Le choix de David Fincher à la réalisation peut étonner, tant la structure de The Social Network tourne le dos, par sa concision et sa brutalité, à la lenteur crépusculaire de ses derniers films. Dans Zodiac en particulier, œuvre pourtant visuellement jumelle de celui-ci, l’interminable enquête était soumise à des mouvements successifs d’étirement et de rétrécissement du temps, ponctués par des cartons annonçant des ellipses aussi disproportionnées que "un mois plus tard", "le lendemain" ou encore "deux ans après". Un enlisement en partie créé par des outils rudimentaires dont le film, situé dans les années 1970, relatait les bégaiements (premières machines à fax, modernisation de la médecine légale), à cent lieues du déferlement technologique d’un Social Network en phase avec la célérité de son époque. Mais paradoxalement, les personnages des deux films sont confrontés à un même enjeu : décrypter un brouillard de signes (code du tueur d’un côté, codes de programmation et codes sociaux, ceux des finals clubs très fermés de Harvard, de l’autre) sous peine d’être distancié, marginalisé.

Pour Aaron Sorkin, en l’espace de dix ans la mécanique du pouvoir a donc changé de visage, et les centres de décision se sont déplacés (de Washington à la Californie, du pouvoir élu aux multinationales). Mais l’aventure Facebook reflète, le film le souligne abondamment, une autre métamorphose des plus sinistres : à l'euphorie de l’aventure collective a succédé la rance mesquinerie de l'individu ; à l’engagement pour le bien commun, la seule perspective d’une gloire vite acquise et d’une revanche sociale personnelle ; à la logique solidaire du "leave no man behind", celle du "every man for himself". La success story, genre hollywoodien qui rêve l’intégration de l’individu dans la société par une élévation mutuelle, s’écrit ici contre la société, et s’achève sur une solitude aussi lugubre que celle de la Norma Desmond de Sunset Boulevard.

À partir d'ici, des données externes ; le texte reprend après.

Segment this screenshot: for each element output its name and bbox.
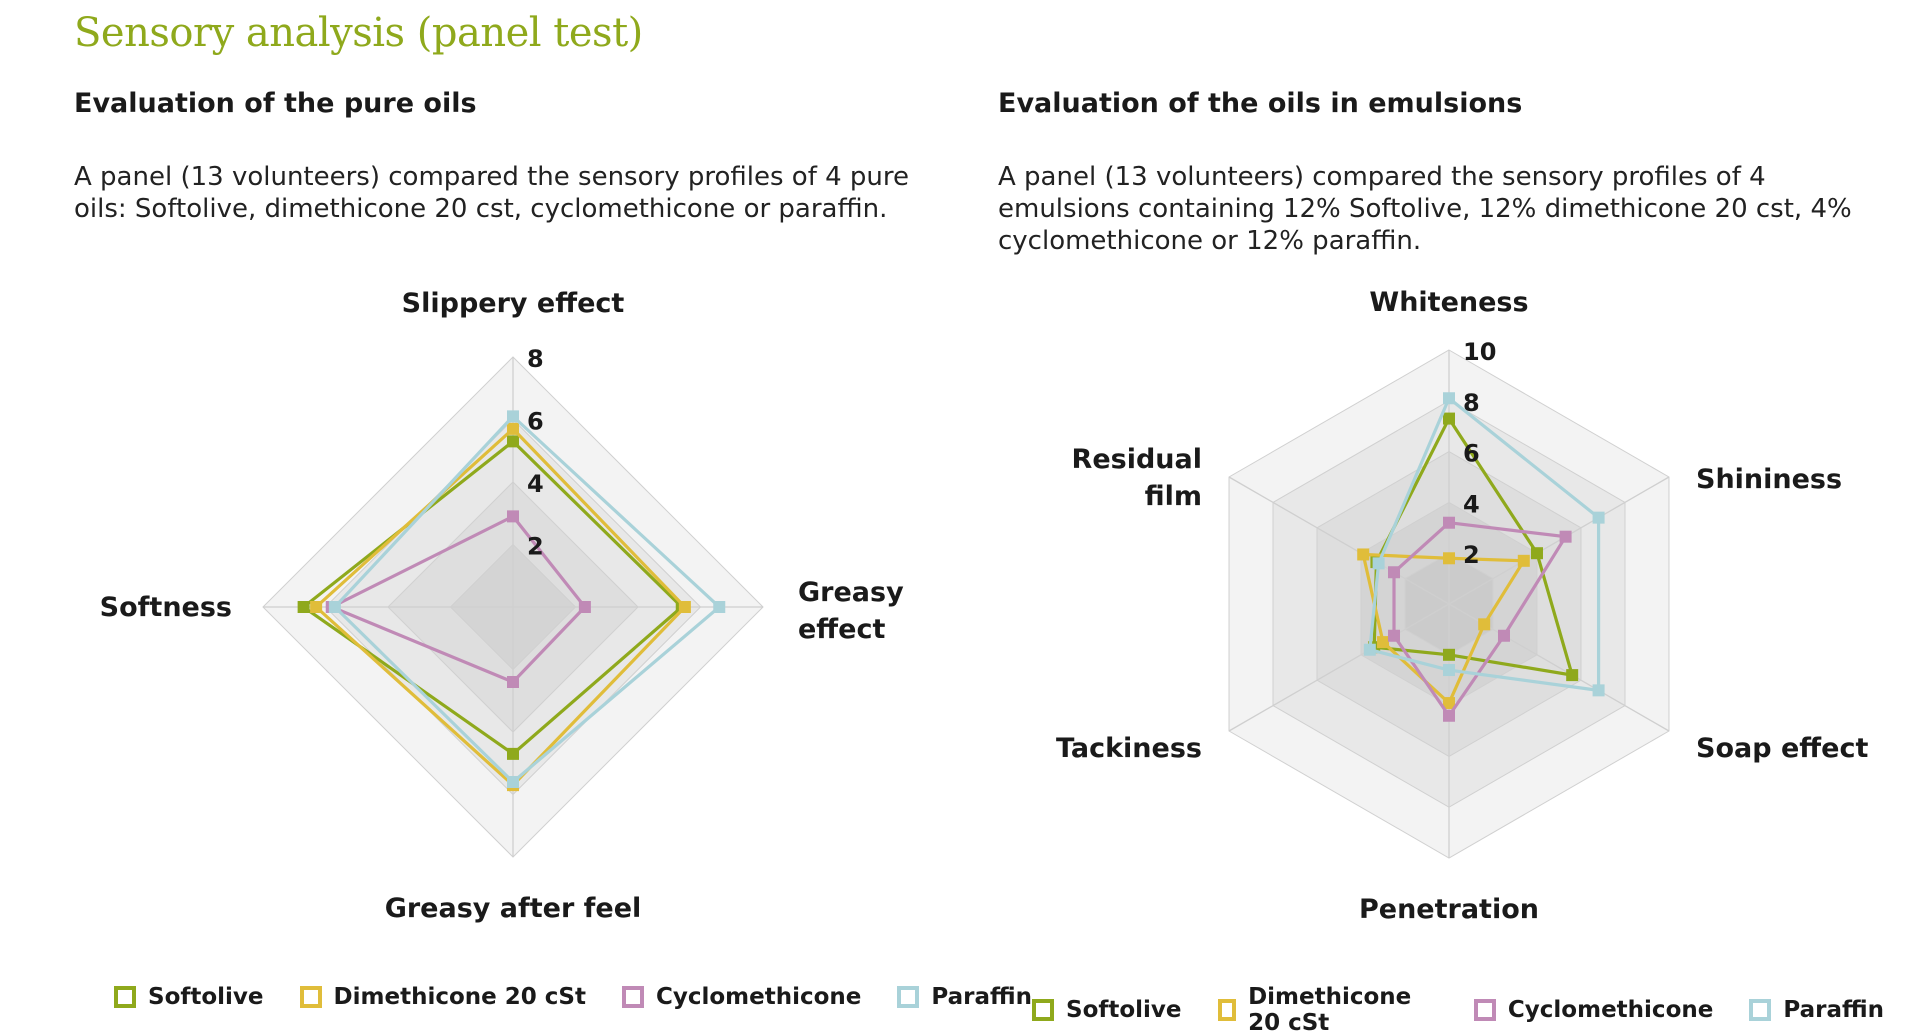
data-point bbox=[1530, 547, 1543, 560]
section-heading: Evaluation of the oils in emulsions bbox=[998, 88, 1523, 119]
radar-chart-0: 2 4 6 8 Slippery effect Greasy effect Greasy af… bbox=[100, 288, 904, 924]
legend-label: Softolive bbox=[148, 984, 264, 1010]
legend-item: Dimethicone 20 cSt bbox=[299, 984, 586, 1010]
legend-label: Cyclomethicone bbox=[1507, 997, 1714, 1023]
data-point bbox=[1592, 684, 1605, 697]
axis-label: Shininess bbox=[1696, 464, 1842, 495]
axis-label: Greasy effect bbox=[798, 577, 904, 645]
data-point bbox=[1443, 516, 1455, 529]
legend-item: Paraffin bbox=[897, 984, 1032, 1010]
legend-item: Softolive bbox=[114, 984, 264, 1010]
data-point bbox=[678, 601, 691, 613]
data-point bbox=[1566, 669, 1579, 682]
data-point bbox=[507, 510, 519, 523]
legend-swatch bbox=[114, 986, 136, 1008]
axis-label: Soap effect bbox=[1696, 733, 1868, 764]
data-point bbox=[713, 601, 726, 613]
data-point bbox=[328, 601, 341, 613]
data-point bbox=[1443, 552, 1455, 565]
tick-label: 2 bbox=[527, 533, 544, 561]
data-point bbox=[507, 410, 519, 423]
tick-label: 6 bbox=[527, 408, 544, 436]
data-point bbox=[297, 601, 310, 613]
data-point bbox=[507, 435, 519, 448]
data-point bbox=[1497, 629, 1510, 642]
data-point bbox=[1559, 530, 1572, 543]
data-point bbox=[1443, 648, 1455, 661]
data-point bbox=[1517, 554, 1530, 567]
data-point bbox=[1363, 643, 1376, 656]
page-title: Sensory analysis (panel test) bbox=[74, 10, 643, 56]
axis-spoke bbox=[1448, 476, 1670, 605]
legend-label: Softolive bbox=[1066, 997, 1182, 1023]
axis-spoke bbox=[1228, 603, 1450, 732]
tick-label: 8 bbox=[1463, 389, 1480, 417]
axis-label: Residual film bbox=[1072, 444, 1202, 512]
axis-label: Penetration bbox=[1359, 894, 1539, 925]
data-point bbox=[578, 601, 591, 613]
legend-swatch bbox=[299, 986, 322, 1008]
data-point bbox=[310, 601, 323, 613]
section-pure-oils: Evaluation of the pure oils A panel (13 … bbox=[74, 88, 974, 225]
axis-label: Greasy after feel bbox=[385, 893, 642, 924]
data-point bbox=[1443, 709, 1455, 722]
data-point bbox=[1443, 664, 1455, 677]
legend-label: Dimethicone 20 cSt bbox=[333, 984, 586, 1010]
data-point bbox=[1592, 511, 1605, 524]
data-point bbox=[1388, 629, 1401, 642]
data-point bbox=[1443, 392, 1455, 405]
data-point bbox=[1372, 557, 1385, 570]
axis-label: Whiteness bbox=[1369, 287, 1528, 318]
legend-swatch bbox=[621, 986, 644, 1008]
tick-label: 2 bbox=[1463, 541, 1480, 569]
legend-item: Dimethicone 20 cSt bbox=[1217, 984, 1438, 1036]
data-point bbox=[1357, 548, 1370, 561]
section-emulsions: Evaluation of the oils in emulsions A pa… bbox=[998, 88, 1898, 257]
data-point bbox=[507, 776, 519, 788]
section-heading: Evaluation of the pure oils bbox=[74, 88, 477, 119]
legend-swatch bbox=[1217, 999, 1237, 1021]
data-point bbox=[1443, 697, 1455, 710]
data-point bbox=[1478, 618, 1491, 631]
data-point bbox=[507, 676, 519, 688]
axis-label: Slippery effect bbox=[402, 288, 625, 319]
data-point bbox=[1377, 636, 1390, 649]
legend-label: Paraffin bbox=[931, 984, 1033, 1010]
tick-label: 6 bbox=[1463, 440, 1480, 468]
legend-emulsions: Softolive Dimethicone 20 cSt Cyclomethicon… bbox=[1032, 984, 1920, 1036]
axis-spoke bbox=[1228, 476, 1450, 605]
tick-label: 8 bbox=[527, 345, 544, 373]
legend-pure-oils: Softolive Dimethicone 20 cSt Cyclomethicon… bbox=[114, 984, 1068, 1010]
data-point bbox=[1388, 566, 1401, 579]
tick-label: 4 bbox=[527, 470, 544, 498]
legend-swatch bbox=[1749, 999, 1772, 1021]
axis-label: Softness bbox=[100, 592, 232, 623]
legend-swatch bbox=[1032, 999, 1054, 1021]
tick-label: 10 bbox=[1463, 338, 1496, 366]
radar-chart-1: 2 4 6 8 10 Whiteness Shininess Soap effect Penet… bbox=[1056, 287, 1869, 925]
legend-item: Cyclomethicone bbox=[1473, 997, 1714, 1023]
legend-swatch bbox=[897, 986, 920, 1008]
data-point bbox=[1443, 412, 1455, 425]
axis-label: Tackiness bbox=[1056, 733, 1202, 764]
legend-item: Softolive bbox=[1032, 997, 1182, 1023]
data-point bbox=[507, 747, 519, 760]
legend-label: Dimethicone 20 cSt bbox=[1248, 984, 1412, 1036]
tick-label: 4 bbox=[1463, 490, 1480, 518]
legend-item: Paraffin bbox=[1749, 997, 1884, 1023]
legend-label: Paraffin bbox=[1783, 997, 1884, 1023]
legend-item: Cyclomethicone bbox=[621, 984, 862, 1010]
legend-label: Cyclomethicone bbox=[655, 984, 862, 1010]
section-description: A panel (13 volunteers) compared the sen… bbox=[998, 162, 1852, 256]
legend-swatch bbox=[1473, 999, 1496, 1021]
data-point bbox=[507, 422, 519, 435]
section-description: A panel (13 volunteers) compared the sen… bbox=[74, 162, 910, 224]
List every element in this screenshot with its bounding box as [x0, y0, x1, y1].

On peut contester la pensée presque technophobe de Sorkin (A la Maison-Blanche affichait déjà les signes d’une inadaptation aux ordinateurs et à Internet) ; on ne peut nier toutefois la force avec laquelle il perçoit l’évolution de rapports de force induite par l’apparition d’une technologie ou d’une innovation aussi populaire que Facebook. Parallèlement, comment ne pas constater l’échec du Discours d’un roi, dont on eut aimé, au lieu de se borner à la guérison d’un monarque anachronique, qu’il retraçât de manière plus fiévreuse la naissance du pouvoir moderne. Une ambition qu’il affiche pourtant à travers une brève scène montrant, via des actualités d’époque, la montée en puissance d’un Hitler maîtrisant à la fois l’art oratoire et l’image cinématographique. Conformément à la tradition selon laquelle les grands auteurs hollywoodiens avancent masqués dans leurs intentions, Fincher et Sorkin s’en remettent humblement aux atours du film de procès pour finalement décrire la folie d’un monde où le pouvoir se trouve libéré de toute maîtrise. A l’inverse, Tom Hooper se rêve en héritier de Stanley Kubrick, empile grands sujets dont il ne tire rien et décadrages maniérés d’une irritante inutilité (les champs-contrechamps isolent fréquemment, et sans raison apparente, les personnages dans un coin inférieur de l’image). The Social Network trouve, en accélérant le pas, un vrai souffle épique ; Le Discours d’un roi, intimidé par ses promesses, se réfugie dans un déroulé impressionniste et rétrograde. Et semble aussi largué que son personnage. Or à la guerre comme en affaires, on ne peut affronter le monde qu’en le prenant de vitesse.